Estelas
«(…) O Comentário acrescenta:
Cada templo tinha a sua estela.
Por meio da sombra que projectava media-se o momento do sol. O mesmo se
continua a passar. Nenhuma das funções ancestrais se perdeu: tal como a do olho
da estela de madeira, a estela de pedra conserva o uso do poste
sacrificatório e mede ainda um momento; mas já não um momento do sol do dia a
projectar seu dedo de sombra. A luz que o marca não cai do Cruel Satélite e não
gira com ele. É uma luz de conhecimento no fundo de cada um: o astro é íntimo e
o instante perpétuo. O seu estilo deve ser aquilo que não se pode dizer que seja
uma linguagem, porque não encontra ecos entre as outras linguagens e não pode
servir para as relações quotidianas: o Wen. Jogo simbólico em que cada
um dos seus elementos, que pode ser tudo, apenas retira a sua função do lugar
que no presente ocupa; e o seu valor do facto de estar aqui e não ali.

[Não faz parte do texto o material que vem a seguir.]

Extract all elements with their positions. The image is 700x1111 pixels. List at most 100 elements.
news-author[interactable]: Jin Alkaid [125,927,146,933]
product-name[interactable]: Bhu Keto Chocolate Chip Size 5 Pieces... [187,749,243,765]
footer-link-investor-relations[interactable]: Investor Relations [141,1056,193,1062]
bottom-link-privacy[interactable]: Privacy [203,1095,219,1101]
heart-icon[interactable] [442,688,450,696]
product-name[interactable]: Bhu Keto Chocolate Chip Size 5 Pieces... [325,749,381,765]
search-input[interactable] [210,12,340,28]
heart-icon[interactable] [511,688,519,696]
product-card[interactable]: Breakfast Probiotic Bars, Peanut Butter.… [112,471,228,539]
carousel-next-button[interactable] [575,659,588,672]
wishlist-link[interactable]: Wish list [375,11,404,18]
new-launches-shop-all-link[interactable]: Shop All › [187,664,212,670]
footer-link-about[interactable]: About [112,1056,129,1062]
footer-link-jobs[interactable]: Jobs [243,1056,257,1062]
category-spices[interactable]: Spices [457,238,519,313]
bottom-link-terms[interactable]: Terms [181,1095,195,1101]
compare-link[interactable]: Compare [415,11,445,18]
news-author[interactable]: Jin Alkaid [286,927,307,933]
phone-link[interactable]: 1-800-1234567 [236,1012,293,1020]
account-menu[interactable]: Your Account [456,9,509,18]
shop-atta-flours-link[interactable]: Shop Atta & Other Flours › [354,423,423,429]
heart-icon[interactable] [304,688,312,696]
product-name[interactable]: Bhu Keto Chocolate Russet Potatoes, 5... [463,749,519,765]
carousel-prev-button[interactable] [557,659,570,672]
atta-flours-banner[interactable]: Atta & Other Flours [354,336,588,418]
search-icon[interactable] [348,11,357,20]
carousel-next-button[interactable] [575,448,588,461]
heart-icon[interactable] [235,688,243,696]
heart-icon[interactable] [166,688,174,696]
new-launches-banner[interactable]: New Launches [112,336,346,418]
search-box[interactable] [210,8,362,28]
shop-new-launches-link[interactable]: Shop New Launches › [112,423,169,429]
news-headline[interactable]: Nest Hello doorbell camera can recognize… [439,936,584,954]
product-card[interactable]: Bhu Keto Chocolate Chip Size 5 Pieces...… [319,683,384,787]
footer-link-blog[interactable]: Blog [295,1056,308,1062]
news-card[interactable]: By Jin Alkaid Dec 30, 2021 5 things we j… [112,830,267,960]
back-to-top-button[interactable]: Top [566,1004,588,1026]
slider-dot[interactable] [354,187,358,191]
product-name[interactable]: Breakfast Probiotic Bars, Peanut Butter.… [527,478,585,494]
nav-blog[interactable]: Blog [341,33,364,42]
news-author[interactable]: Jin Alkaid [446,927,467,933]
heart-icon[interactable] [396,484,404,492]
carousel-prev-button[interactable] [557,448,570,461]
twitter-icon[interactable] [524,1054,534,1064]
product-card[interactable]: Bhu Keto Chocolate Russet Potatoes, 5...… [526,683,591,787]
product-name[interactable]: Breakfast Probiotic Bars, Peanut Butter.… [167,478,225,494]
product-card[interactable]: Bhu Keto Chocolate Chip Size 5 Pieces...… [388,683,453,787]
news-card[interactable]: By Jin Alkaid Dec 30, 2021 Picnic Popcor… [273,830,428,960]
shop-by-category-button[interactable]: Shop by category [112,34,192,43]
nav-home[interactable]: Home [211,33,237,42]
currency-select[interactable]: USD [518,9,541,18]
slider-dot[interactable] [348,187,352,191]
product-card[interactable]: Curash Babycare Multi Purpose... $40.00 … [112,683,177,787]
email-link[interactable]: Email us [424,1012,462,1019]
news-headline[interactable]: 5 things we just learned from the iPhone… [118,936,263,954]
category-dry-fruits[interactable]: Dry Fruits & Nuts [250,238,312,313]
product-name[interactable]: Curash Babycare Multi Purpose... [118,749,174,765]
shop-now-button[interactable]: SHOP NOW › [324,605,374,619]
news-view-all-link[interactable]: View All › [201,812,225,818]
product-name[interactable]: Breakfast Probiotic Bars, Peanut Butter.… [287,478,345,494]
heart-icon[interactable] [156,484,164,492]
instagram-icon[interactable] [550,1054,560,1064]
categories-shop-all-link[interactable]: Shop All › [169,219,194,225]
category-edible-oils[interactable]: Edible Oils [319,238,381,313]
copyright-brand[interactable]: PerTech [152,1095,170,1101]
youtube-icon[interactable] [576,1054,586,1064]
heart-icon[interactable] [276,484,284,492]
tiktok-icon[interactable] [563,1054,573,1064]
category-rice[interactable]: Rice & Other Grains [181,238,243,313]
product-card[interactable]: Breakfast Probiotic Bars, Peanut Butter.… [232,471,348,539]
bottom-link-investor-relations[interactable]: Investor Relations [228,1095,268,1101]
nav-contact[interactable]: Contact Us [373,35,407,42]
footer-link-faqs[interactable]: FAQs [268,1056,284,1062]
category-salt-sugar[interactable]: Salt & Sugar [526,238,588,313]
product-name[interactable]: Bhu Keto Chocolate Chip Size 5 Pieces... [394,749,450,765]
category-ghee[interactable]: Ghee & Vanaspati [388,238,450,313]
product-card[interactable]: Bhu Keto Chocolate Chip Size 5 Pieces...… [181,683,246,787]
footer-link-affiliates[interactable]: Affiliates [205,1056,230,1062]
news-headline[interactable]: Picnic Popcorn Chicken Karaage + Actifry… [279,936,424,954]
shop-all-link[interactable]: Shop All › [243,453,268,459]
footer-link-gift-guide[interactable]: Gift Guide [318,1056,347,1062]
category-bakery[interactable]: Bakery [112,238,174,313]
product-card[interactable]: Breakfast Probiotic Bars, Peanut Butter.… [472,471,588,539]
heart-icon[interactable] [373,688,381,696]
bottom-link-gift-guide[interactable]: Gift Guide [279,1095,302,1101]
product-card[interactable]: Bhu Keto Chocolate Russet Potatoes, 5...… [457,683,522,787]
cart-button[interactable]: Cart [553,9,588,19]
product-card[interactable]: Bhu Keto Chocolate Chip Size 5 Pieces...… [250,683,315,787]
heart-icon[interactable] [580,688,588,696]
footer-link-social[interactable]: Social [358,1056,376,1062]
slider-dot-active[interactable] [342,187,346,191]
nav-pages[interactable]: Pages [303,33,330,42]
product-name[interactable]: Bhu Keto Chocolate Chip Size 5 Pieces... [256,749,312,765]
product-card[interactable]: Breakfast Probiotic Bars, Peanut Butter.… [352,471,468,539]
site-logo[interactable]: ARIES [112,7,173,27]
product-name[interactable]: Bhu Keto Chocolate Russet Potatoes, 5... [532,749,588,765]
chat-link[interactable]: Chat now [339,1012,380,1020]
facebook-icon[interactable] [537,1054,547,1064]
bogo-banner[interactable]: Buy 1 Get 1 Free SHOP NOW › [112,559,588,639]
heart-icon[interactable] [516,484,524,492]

Acorrentados por leis claras como o pensamento antigo, e simples como os
algarismos musicais, os Caracteres pendem uns dos outros, agarram-se e
entreligam-se numa irreversível rede, refactária até a quem a teceu. Uma vez
incrustados na lápide, que entranham de inteligência, aí estão eles,
despojando as formas da movediça inteligência humana, agora transformados em
pensamento da pedra, cujo grão assumem. Daí aquela composição dura, aquela
densidade, aquele equilíbrio interno e aqueles ângulos, qualidades necessárias
como ao cristal as espécies geométricas. Daí aquele desafio a quem lhes fará dizer
o que guardam. Desdenham de ser lidos. Não pedem voz nem música. Desprezam os
tons mutáveis e as sílabas que os aperaltam ao acaso das províncias. Eles não
exprimem, significam, são.
Não pode deixar de ser bela, a sua grafia. Tão próximos das formas originais
(um homem sob o telhado do céu; uma seta lançada contra o céu; o cavalo, de
crinas ao vento, crispado sobre as patas; os três picos de um monte; o coração,
e as suas aurículas, e a aorta), os Caracteres não aceitam nem a
ignorância nem a imperícia. Porém, sendo visões dos seres através do olhar
humano, correndo pelos músculos, pelos dedos e por todos esses nervosos
instrumentos humanos daí recebem uma deformação por onde a arte se entranha na
sua ciência. Hoje correctos, e só isso, eram cheios de distinção na época
Yong-tcheng; longamente estirados no tempo dos Ming, como elegantes dentes de
alho; clássicos n tempo dos Thang; largos e robustos no dos Han: sobem até
muito mais alto, até aos símbolos nus vergados à curva das coisas. Mas é na
época dos Han que se detém a ascendência da Estela.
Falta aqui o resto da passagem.